Reporter: Handoyo | Editor: Handoyo .
KONTAN.CO.ID - JAKARTA. Indonesia Budget Center (IBC), sebuah lembaga swadaya masyarakat yang fokus mengawasi anggaran negara menilai berbagai celah dalam kebijakan tarif cukai rokok berpotensi merugikan negara. Oleh karena itu, Komisi Pemberantasan Korupsi (KPK) harus mendorong pemerintah melakukan perbaikan.
Ketua Indonesia Budget Center, Arif Nur Alam menjelaskan kerugian negara yang muncul dari celah kebijakan cukai rokok disebabkan adanya produsen yang membayar tarif cukai rokok lebih rendah dibandingkan yang seharusnya.
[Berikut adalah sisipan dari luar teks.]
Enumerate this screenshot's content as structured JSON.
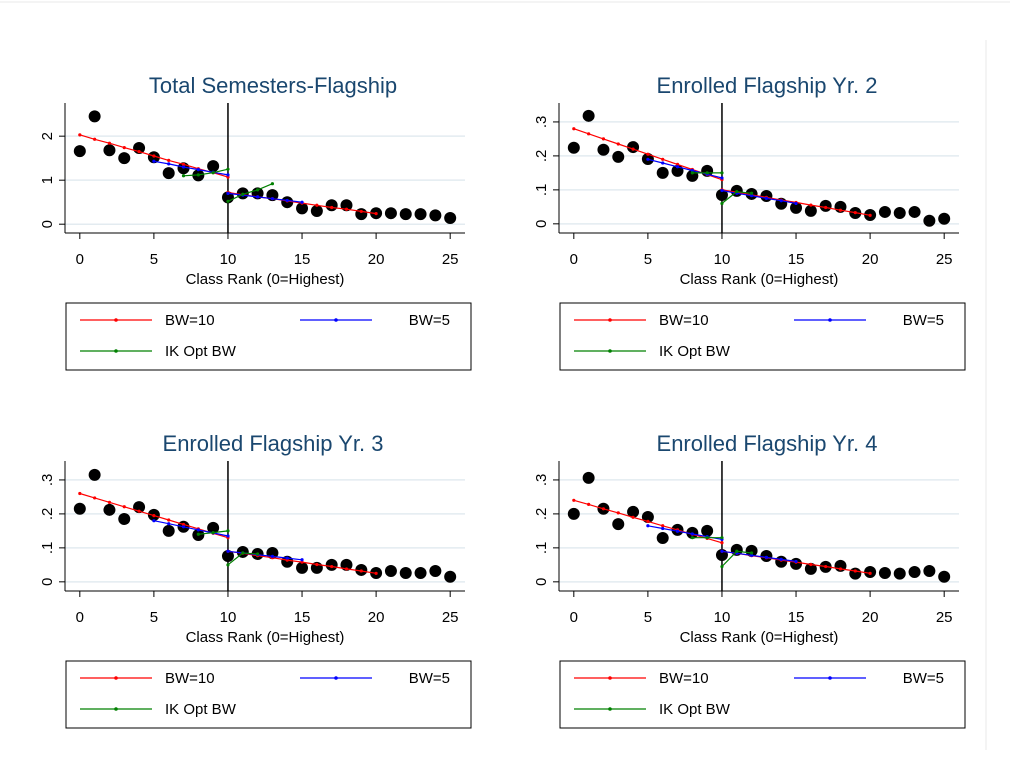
{
  "chart_data": [
    {
      "type": "scatter",
      "title": "Total Semesters-Flagship",
      "xlabel": "Class Rank (0=Highest)",
      "xlim": [
        -1,
        26
      ],
      "xticks": [
        0,
        5,
        10,
        15,
        20,
        25
      ],
      "ylim": [
        -0.2,
        2.64
      ],
      "yticks": [
        0,
        1,
        2
      ],
      "grid": true,
      "cutoff": 10,
      "legend": "bottom",
      "dot_color": "#000000",
      "x": [
        0,
        1,
        2,
        3,
        4,
        5,
        6,
        7,
        8,
        9,
        10,
        11,
        12,
        13,
        14,
        15,
        16,
        17,
        18,
        19,
        20,
        21,
        22,
        23,
        24,
        25
      ],
      "values": [
        1.66,
        2.45,
        1.68,
        1.5,
        1.73,
        1.52,
        1.16,
        1.27,
        1.11,
        1.32,
        0.61,
        0.7,
        0.7,
        0.66,
        0.5,
        0.36,
        0.3,
        0.43,
        0.43,
        0.23,
        0.25,
        0.25,
        0.23,
        0.23,
        0.2,
        0.14
      ],
      "series": [
        {
          "name": "BW=10",
          "color": "#ff0000",
          "x": [
            0,
            1,
            2,
            3,
            4,
            5,
            6,
            7,
            8,
            9,
            10,
            null,
            10,
            11,
            12,
            13,
            14,
            15,
            16,
            17,
            18,
            19,
            20
          ],
          "values": [
            2.03,
            1.93,
            1.84,
            1.74,
            1.65,
            1.55,
            1.45,
            1.36,
            1.26,
            1.17,
            1.07,
            null,
            0.72,
            0.67,
            0.62,
            0.58,
            0.53,
            0.48,
            0.43,
            0.38,
            0.34,
            0.29,
            0.24
          ]
        },
        {
          "name": "BW=5",
          "color": "#0000ff",
          "x": [
            5,
            6,
            7,
            8,
            9,
            10,
            null,
            10,
            11,
            12,
            13,
            14,
            15
          ],
          "values": [
            1.43,
            1.37,
            1.3,
            1.24,
            1.18,
            1.12,
            null,
            0.7,
            0.66,
            0.62,
            0.58,
            0.54,
            0.5
          ]
        },
        {
          "name": "IK Opt BW",
          "color": "#008000",
          "x": [
            7,
            8,
            9,
            10,
            null,
            10,
            11,
            12,
            13
          ],
          "values": [
            1.1,
            1.12,
            1.17,
            1.25,
            null,
            0.52,
            0.68,
            0.78,
            0.92
          ]
        }
      ]
    },
    {
      "type": "scatter",
      "title": "Enrolled Flagship Yr. 2",
      "xlabel": "Class Rank (0=Highest)",
      "xlim": [
        -1,
        26
      ],
      "xticks": [
        0,
        5,
        10,
        15,
        20,
        25
      ],
      "ylim": [
        -0.027,
        0.341
      ],
      "yticks": [
        0,
        {
          "value": 0.1,
          "label": ".1"
        },
        {
          "value": 0.2,
          "label": ".2"
        },
        {
          "value": 0.3,
          "label": ".3"
        }
      ],
      "grid": true,
      "cutoff": 10,
      "legend": "bottom",
      "dot_color": "#000000",
      "x": [
        0,
        1,
        2,
        3,
        4,
        5,
        6,
        7,
        8,
        9,
        10,
        11,
        12,
        13,
        14,
        15,
        16,
        17,
        18,
        19,
        20,
        21,
        22,
        23,
        24,
        25
      ],
      "values": [
        0.224,
        0.318,
        0.218,
        0.197,
        0.226,
        0.191,
        0.15,
        0.156,
        0.141,
        0.156,
        0.085,
        0.097,
        0.088,
        0.082,
        0.059,
        0.047,
        0.038,
        0.053,
        0.05,
        0.032,
        0.026,
        0.035,
        0.032,
        0.035,
        0.009,
        0.015
      ],
      "series": [
        {
          "name": "BW=10",
          "color": "#ff0000",
          "x": [
            0,
            1,
            2,
            3,
            4,
            5,
            6,
            7,
            8,
            9,
            10,
            null,
            10,
            11,
            12,
            13,
            14,
            15,
            16,
            17,
            18,
            19,
            20
          ],
          "values": [
            0.28,
            0.265,
            0.25,
            0.235,
            0.22,
            0.205,
            0.19,
            0.175,
            0.16,
            0.145,
            0.13,
            null,
            0.1,
            0.093,
            0.085,
            0.078,
            0.07,
            0.063,
            0.055,
            0.048,
            0.04,
            0.033,
            0.025
          ]
        },
        {
          "name": "BW=5",
          "color": "#0000ff",
          "x": [
            5,
            6,
            7,
            8,
            9,
            10,
            null,
            10,
            11,
            12,
            13,
            14,
            15
          ],
          "values": [
            0.19,
            0.179,
            0.168,
            0.157,
            0.146,
            0.135,
            null,
            0.098,
            0.09,
            0.083,
            0.075,
            0.068,
            0.06
          ]
        },
        {
          "name": "IK Opt BW",
          "color": "#008000",
          "x": [
            8,
            9,
            10,
            null,
            10,
            11,
            12
          ],
          "values": [
            0.15,
            0.15,
            0.15,
            null,
            0.06,
            0.095,
            0.09
          ]
        }
      ]
    },
    {
      "type": "scatter",
      "title": "Enrolled Flagship Yr. 3",
      "xlabel": "Class Rank (0=Highest)",
      "xlim": [
        -1,
        26
      ],
      "xticks": [
        0,
        5,
        10,
        15,
        20,
        25
      ],
      "ylim": [
        -0.027,
        0.341
      ],
      "yticks": [
        0,
        {
          "value": 0.1,
          "label": ".1"
        },
        {
          "value": 0.2,
          "label": ".2"
        },
        {
          "value": 0.3,
          "label": ".3"
        }
      ],
      "grid": true,
      "cutoff": 10,
      "legend": "bottom",
      "dot_color": "#000000",
      "x": [
        0,
        1,
        2,
        3,
        4,
        5,
        6,
        7,
        8,
        9,
        10,
        11,
        12,
        13,
        14,
        15,
        16,
        17,
        18,
        19,
        20,
        21,
        22,
        23,
        24,
        25
      ],
      "values": [
        0.215,
        0.315,
        0.212,
        0.185,
        0.22,
        0.197,
        0.15,
        0.162,
        0.138,
        0.159,
        0.076,
        0.088,
        0.082,
        0.085,
        0.059,
        0.041,
        0.041,
        0.05,
        0.05,
        0.035,
        0.026,
        0.032,
        0.026,
        0.026,
        0.032,
        0.015
      ],
      "series": [
        {
          "name": "BW=10",
          "color": "#ff0000",
          "x": [
            0,
            1,
            2,
            3,
            4,
            5,
            6,
            7,
            8,
            9,
            10,
            null,
            10,
            11,
            12,
            13,
            14,
            15,
            16,
            17,
            18,
            19,
            20
          ],
          "values": [
            0.26,
            0.247,
            0.234,
            0.221,
            0.208,
            0.195,
            0.182,
            0.169,
            0.156,
            0.143,
            0.13,
            null,
            0.09,
            0.084,
            0.077,
            0.071,
            0.064,
            0.058,
            0.051,
            0.045,
            0.038,
            0.032,
            0.025
          ]
        },
        {
          "name": "BW=5",
          "color": "#0000ff",
          "x": [
            5,
            6,
            7,
            8,
            9,
            10,
            null,
            10,
            11,
            12,
            13,
            14,
            15
          ],
          "values": [
            0.18,
            0.171,
            0.162,
            0.153,
            0.144,
            0.135,
            null,
            0.09,
            0.085,
            0.08,
            0.075,
            0.07,
            0.065
          ]
        },
        {
          "name": "IK Opt BW",
          "color": "#008000",
          "x": [
            8,
            9,
            10,
            null,
            10,
            11,
            12
          ],
          "values": [
            0.14,
            0.145,
            0.15,
            null,
            0.05,
            0.085,
            0.082
          ]
        }
      ]
    },
    {
      "type": "scatter",
      "title": "Enrolled Flagship Yr. 4",
      "xlabel": "Class Rank (0=Highest)",
      "xlim": [
        -1,
        26
      ],
      "xticks": [
        0,
        5,
        10,
        15,
        20,
        25
      ],
      "ylim": [
        -0.027,
        0.341
      ],
      "yticks": [
        0,
        {
          "value": 0.1,
          "label": ".1"
        },
        {
          "value": 0.2,
          "label": ".2"
        },
        {
          "value": 0.3,
          "label": ".3"
        }
      ],
      "grid": true,
      "cutoff": 10,
      "legend": "bottom",
      "dot_color": "#000000",
      "x": [
        0,
        1,
        2,
        3,
        4,
        5,
        6,
        7,
        8,
        9,
        10,
        11,
        12,
        13,
        14,
        15,
        16,
        17,
        18,
        19,
        20,
        21,
        22,
        23,
        24,
        25
      ],
      "values": [
        0.2,
        0.306,
        0.215,
        0.17,
        0.206,
        0.191,
        0.129,
        0.153,
        0.144,
        0.15,
        0.079,
        0.094,
        0.091,
        0.076,
        0.059,
        0.053,
        0.038,
        0.044,
        0.047,
        0.024,
        0.029,
        0.026,
        0.024,
        0.029,
        0.032,
        0.015
      ],
      "series": [
        {
          "name": "BW=10",
          "color": "#ff0000",
          "x": [
            0,
            1,
            2,
            3,
            4,
            5,
            6,
            7,
            8,
            9,
            10,
            null,
            10,
            11,
            12,
            13,
            14,
            15,
            16,
            17,
            18,
            19,
            20
          ],
          "values": [
            0.24,
            0.228,
            0.215,
            0.203,
            0.19,
            0.178,
            0.165,
            0.153,
            0.14,
            0.128,
            0.115,
            null,
            0.09,
            0.084,
            0.077,
            0.071,
            0.064,
            0.058,
            0.051,
            0.045,
            0.038,
            0.032,
            0.025
          ]
        },
        {
          "name": "BW=5",
          "color": "#0000ff",
          "x": [
            5,
            6,
            7,
            8,
            9,
            10,
            null,
            10,
            11,
            12,
            13,
            14,
            15
          ],
          "values": [
            0.165,
            0.157,
            0.149,
            0.141,
            0.133,
            0.125,
            null,
            0.09,
            0.084,
            0.078,
            0.072,
            0.066,
            0.06
          ]
        },
        {
          "name": "IK Opt BW",
          "color": "#008000",
          "x": [
            8,
            9,
            10,
            null,
            10,
            11,
            12
          ],
          "values": [
            0.13,
            0.13,
            0.13,
            null,
            0.045,
            0.09,
            0.085
          ]
        }
      ]
    }
  ]
}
“Ini karena penggolongan tarif cukai saat ini sangat banyak dan rumit. Padahal, setiap kebijakan yang rumit akan memunculkan celah penyimpangan,” katanya, Rabu (31/7).
Saat ini, pemerintah mengatur tarif cukai rokok melalui Peraturan Menteri Keuangan (PMK) Nomor 146 tahun 2017 yang kemudian direvisi menjadi PMK 156/2018 tentang Tarif Cukai Hasil Tembakau.
Dalam aturan tersebut, pemerintah menetapkan golongan tarif cukai rokok yang berbeda berdasarkan batasan produksi sesuai kategorinya, antara lain Sigaret Kretek Mesin (SKM), Sigaret Putih Mesin (SPM), dan Sigaret Kretek Tangan (SKT).
Masalahnya, terdapat perusahaan rokok SPM dan SKM besar dan asing yang memanfaatkan celah tersebut untuk menghindari pembayaran pajak dan cukai yang lebih mahal. Salah satu caranya adalah dengan membatasi produksi mereka agar tidak melampaui tiga miliar batang di setiap segmen yang menjadi ambang batas (threshold) penetapan tarif tertinggi.
Padahal, jika digabungkan SPM dan SKM, produksi rokok perusahaan besar asing tersebut melampaui tiga miliar batang rokok. “Inilah salah satu celah kerugian negara akibat kebijakan tersebut. Ini harus diperbaiki,” tegas Arif.
Salah satu perbaikan yang dapat dilakukan adalah dengan menggabungkan batasan produksi SPM dan SKM sehingga perusahaan besar asing tidak main-main dengan tarifnya.